A CLAUDE.md that describes your 2023 module boundaries, written by a developer who left the team in mid-2024 and not updated through two subsequent architectural refactors, is not neutral documentation. It actively misrepresents the system. The model will generate code consistent with the stated architecture, which may conflict with the actual code at every module boundary it touches. You then need to correct it, and because the stated constraint is explicit, the model may produce inconsistent output as it tries to reconcile what the file says with what the code shows.

Stale context is often harder to debug than no context, because the problem does not look like missing information. It looks like the model being confident and specific about something wrong. The correction loops are also resistant to resolution in-session: you can tell the model the architecture has changed, but if your CLAUDE.md is still read at the start of every subsequent session, the problem recurs.

The structural fix is ownership and explicit triggers for updates. A change that refactors a module boundary should include a CLAUDE.md update in its definition of done. An architectural decision that deprecates a library should be accompanied by removal of any context file entry still recommending it. The .github/copilot-instructions.md, the .cursorrules, and the CLAUDE.md all need the same treatment as the CI configuration: reviewed in the pull request that makes them obsolete, not later.

Putting It Together

A well-maintained priming file is short, high-signal, reason-annotated, and positioned with the most critical constraints first. It describes things the model cannot infer from the code, not things it can.
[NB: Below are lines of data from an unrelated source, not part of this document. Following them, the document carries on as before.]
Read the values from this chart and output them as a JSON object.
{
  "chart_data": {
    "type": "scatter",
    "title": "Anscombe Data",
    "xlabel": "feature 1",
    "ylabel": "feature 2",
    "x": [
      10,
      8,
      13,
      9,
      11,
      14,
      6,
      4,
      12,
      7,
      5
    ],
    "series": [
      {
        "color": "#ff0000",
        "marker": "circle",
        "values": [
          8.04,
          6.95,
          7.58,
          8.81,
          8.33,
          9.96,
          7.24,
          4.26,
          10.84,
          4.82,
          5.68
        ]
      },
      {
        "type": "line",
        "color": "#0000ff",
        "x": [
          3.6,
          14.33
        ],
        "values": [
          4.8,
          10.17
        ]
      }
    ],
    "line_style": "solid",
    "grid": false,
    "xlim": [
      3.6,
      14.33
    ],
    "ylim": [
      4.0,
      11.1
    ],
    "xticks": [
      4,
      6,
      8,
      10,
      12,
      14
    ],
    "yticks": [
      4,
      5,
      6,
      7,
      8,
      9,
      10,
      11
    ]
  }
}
Here is what a high-signal .cursorrules looks like against a low-signal version covering the same project:

// LOW SIGNAL: verbose, redundant, no reasoning

This is a TypeScript React application. Use functional components.
Follow React best practices. Use hooks for state management.
Keep components small and focused. Use CSS modules for styling.
Write unit tests for all new components. Use async/await for
asynchronous operations. Handle errors appropriately.

// HIGH SIGNAL: specific, non-obvious, annotated

Stack: Next.js 14 app router, React Query v5, Zod, Prisma.

Critical:
- Server components by default. Only add 'use client' for browser
  APIs or event handlers. We had a bundle size regression from
  overusing client components; this is enforced in code review.
- All API calls go through /lib/api.ts, never raw fetch in components.
  This ensures request deduplication and error boundary compatibility.
- Zod schemas from /lib/schemas for all form validation.
  Do not write inline validation logic.

Not enforced by config but required by team convention:
- Mutations use React Query useMutation with optimistic updates.
  Server actions are not used; the team decided against them in ADR-012
  due to caching complexity with our CDN setup.

The low-signal version describes generic React conventions the model knows well. The high-signal version tells the model things it could not know: that server actions are specifically off the table, that there is a designated API module, that the bundle size incident shaped component boundaries. Every entry changes behavior on some class of prompt that the model would otherwise get wrong.

The knowledge priming practice Garg describes is worth adopting seriously. Understanding why it works at the model level, where the budget constraints are real, and where the failure modes live means you can build context files that actually perform rather than ones that feel thorough but deliver noise.